Primeiro, ignoram os dados e pesquisas contrários ao agronegócio enquanto for possível. Depois ridicularizam e descrevem as pesquisas e a agricultura regenerativa de forma imprecisa. Em último caso conduzem pesquisas e comparações falsas e difamam pessoas e instituições com opinião contrária para, finalmente, desacreditar as alternativas socialmente, ecologicamente e economicamente viáveis. (Mulligan, M. e Hill, S. em Ecological pioneers: A social history of Australian ecological thought and action. 2001).

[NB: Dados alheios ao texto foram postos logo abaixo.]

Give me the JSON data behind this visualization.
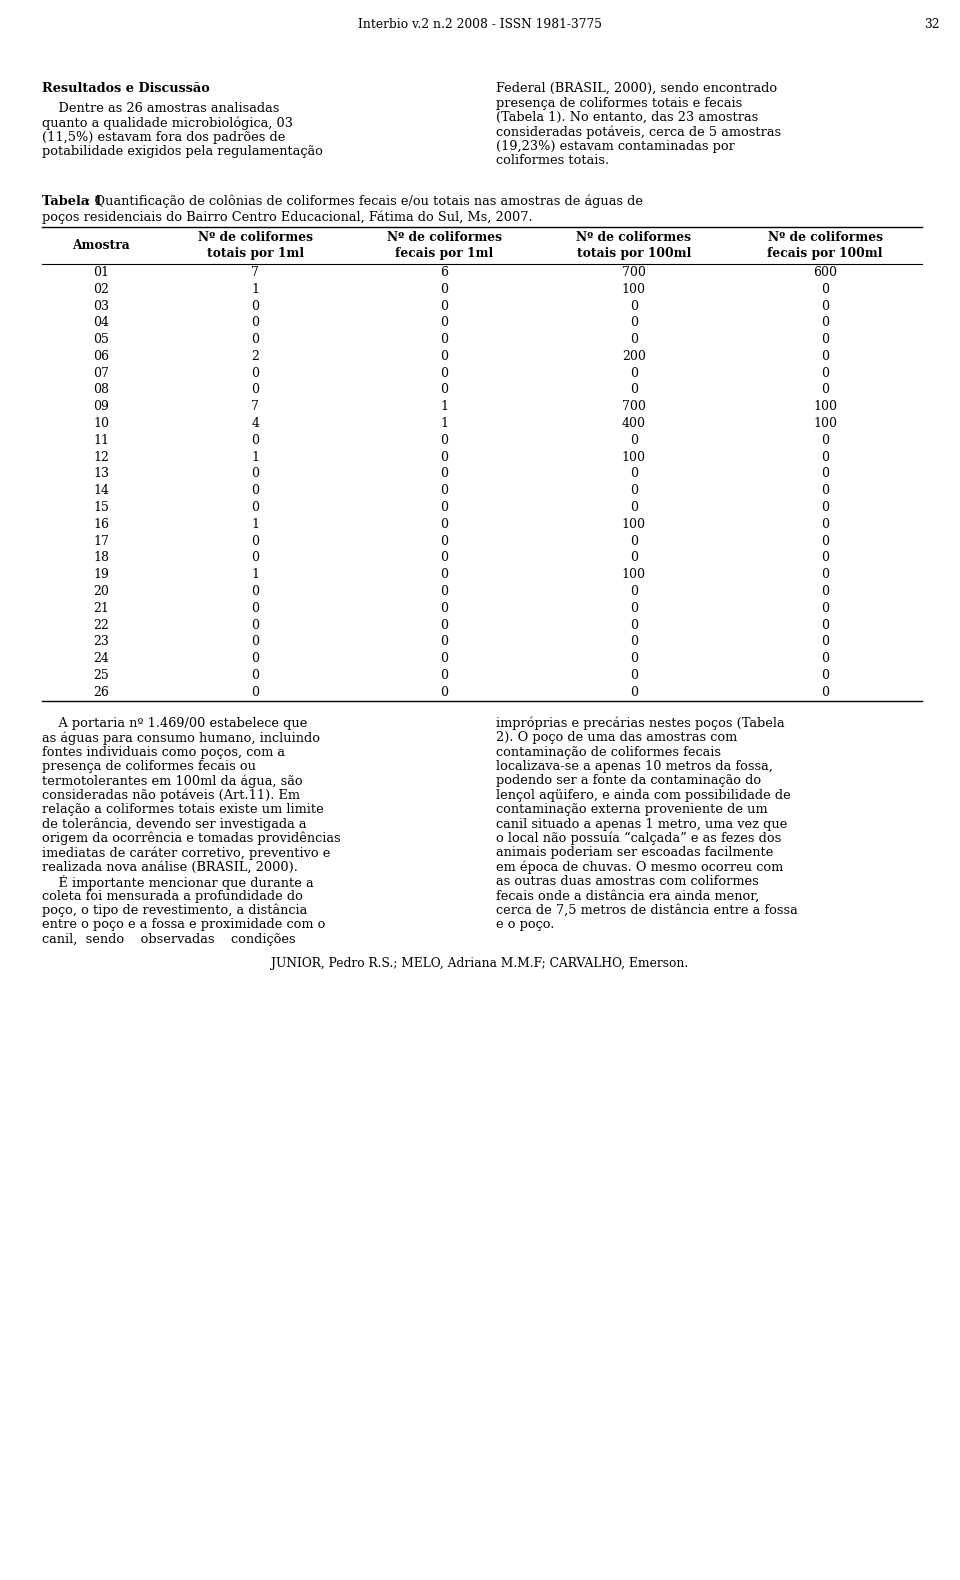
{
  "page_header": "Interbio v.2 n.2 2008 - ISSN 1981-3775",
  "page_number": "32",
  "bg_color": "#ffffff",
  "text_color": "#000000",
  "col_headers": [
    "Amostra",
    "Nº de coliformes\ntotais por 1ml",
    "Nº de coliformes\nfecais por 1ml",
    "Nº de coliformes\ntotais por 100ml",
    "Nº de coliformes\nfecais por 100ml"
  ],
  "table_data": [
    [
      "01",
      "7",
      "6",
      "700",
      "600"
    ],
    [
      "02",
      "1",
      "0",
      "100",
      "0"
    ],
    [
      "03",
      "0",
      "0",
      "0",
      "0"
    ],
    [
      "04",
      "0",
      "0",
      "0",
      "0"
    ],
    [
      "05",
      "0",
      "0",
      "0",
      "0"
    ],
    [
      "06",
      "2",
      "0",
      "200",
      "0"
    ],
    [
      "07",
      "0",
      "0",
      "0",
      "0"
    ],
    [
      "08",
      "0",
      "0",
      "0",
      "0"
    ],
    [
      "09",
      "7",
      "1",
      "700",
      "100"
    ],
    [
      "10",
      "4",
      "1",
      "400",
      "100"
    ],
    [
      "11",
      "0",
      "0",
      "0",
      "0"
    ],
    [
      "12",
      "1",
      "0",
      "100",
      "0"
    ],
    [
      "13",
      "0",
      "0",
      "0",
      "0"
    ],
    [
      "14",
      "0",
      "0",
      "0",
      "0"
    ],
    [
      "15",
      "0",
      "0",
      "0",
      "0"
    ],
    [
      "16",
      "1",
      "0",
      "100",
      "0"
    ],
    [
      "17",
      "0",
      "0",
      "0",
      "0"
    ],
    [
      "18",
      "0",
      "0",
      "0",
      "0"
    ],
    [
      "19",
      "1",
      "0",
      "100",
      "0"
    ],
    [
      "20",
      "0",
      "0",
      "0",
      "0"
    ],
    [
      "21",
      "0",
      "0",
      "0",
      "0"
    ],
    [
      "22",
      "0",
      "0",
      "0",
      "0"
    ],
    [
      "23",
      "0",
      "0",
      "0",
      "0"
    ],
    [
      "24",
      "0",
      "0",
      "0",
      "0"
    ],
    [
      "25",
      "0",
      "0",
      "0",
      "0"
    ],
    [
      "26",
      "0",
      "0",
      "0",
      "0"
    ]
  ],
  "footer_text": "JUNIOR, Pedro R.S.; MELO, Adriana M.M.F; CARVALHO, Emerson.",
  "left_top_para1": "    Dentre as 26 amostras analisadas",
  "left_top_para2": "quanto a qualidade microbiológica, 03",
  "left_top_para3": "(11,5%) estavam fora dos padrões de",
  "left_top_para4": "potabilidade exigidos pela regulamentação",
  "right_top_lines": [
    "Federal (BRASIL, 2000), sendo encontrado",
    "presença de coliformes totais e fecais",
    "(Tabela 1). No entanto, das 23 amostras",
    "consideradas potáveis, cerca de 5 amostras",
    "(19,23%) estavam contaminadas por",
    "coliformes totais."
  ],
  "caption_line1": "Tabela 1: Quantificação de colônias de coliformes fecais e/ou totais nas amostras de águas de",
  "caption_line2": "poços residenciais do Bairro Centro Educacional, Fátima do Sul, Ms, 2007.",
  "bottom_left_lines": [
    "    A portaria nº 1.469/00 estabelece que",
    "as águas para consumo humano, incluindo",
    "fontes individuais como poços, com a",
    "presença de coliformes fecais ou",
    "termotolerantes em 100ml da água, são",
    "consideradas não potáveis (Art.11). Em",
    "relação a coliformes totais existe um limite",
    "de tolerância, devendo ser investigada a",
    "origem da ocorrência e tomadas providências",
    "imediatas de caráter corretivo, preventivo e",
    "realizada nova análise (BRASIL, 2000).",
    "    É importante mencionar que durante a",
    "coleta foi mensurada a profundidade do",
    "poço, o tipo de revestimento, a distância",
    "entre o poço e a fossa e proximidade com o",
    "canil,  sendo    observadas    condições"
  ],
  "bottom_right_lines": [
    "impróprias e precárias nestes poços (Tabela",
    "2). O poço de uma das amostras com",
    "contaminação de coliformes fecais",
    "localizava-se a apenas 10 metros da fossa,",
    "podendo ser a fonte da contaminação do",
    "lençol aqüifero, e ainda com possibilidade de",
    "contaminação externa proveniente de um",
    "canil situado a apenas 1 metro, uma vez que",
    "o local não possuía “calçada” e as fezes dos",
    "animais poderiam ser escoadas facilmente",
    "em época de chuvas. O mesmo ocorreu com",
    "as outras duas amostras com coliformes",
    "fecais onde a distância era ainda menor,",
    "cerca de 7,5 metros de distância entre a fossa",
    "e o poço."
  ]
}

A contra-inteligência é uma das práticas comuns no “controle de danos”. Ela consiste em inundar os meios de comunicação com desinformação pintando como polêmico ou controverso o fato já comprovado pela ciência de que os agroquímicos causam câncer e outras doenças crônicas graves e que a agricultura industrial é uma das maiores causas do Antropoceno, a sexta maior extinção em massa na história da vida no planeta. Isso, simplesmente porque o consenso científico vai contra o imperativo de lucro de umas poucas corporações internacionais.
A verdade é que a única maneira de alimentar a população mundial sem causar devastação ambiental, doenças crônicas degenerativas e o êxodo rural é com a agricultura familiar agroecológica. São os pequenos produtores rurais ao redor do mundo, na grande maioria mulheres, que produzem de 50 a 75% da comida que alimenta a população mundial.
E elas fazem isso usando apenas de 25 a 30% da terra arável, 30% da água e 20% dos combustíveis fósseis usados na agricultura (Altieri, 2015; Tittonell, 2014).
A verdade econômica também é muito clara! Sem os subsídios fiscais, os perdões anuais de dívidas bilionárias e somando o custo da destruição ambiental e da saúde humana à produção agroindustrial, nenhuma dessas corporações se sustenta economica ou ecologicamente.
A única maneira de garantirmos um futuro com água e ar limpos e alimentos verdadeiramente nutritivos para as próximas gerações é gerindo nossos recursos de maneira socialmente justa, ecologicamente restauradora e economicamente viável e isso só a agricultura familiar agroecológica pode fazer.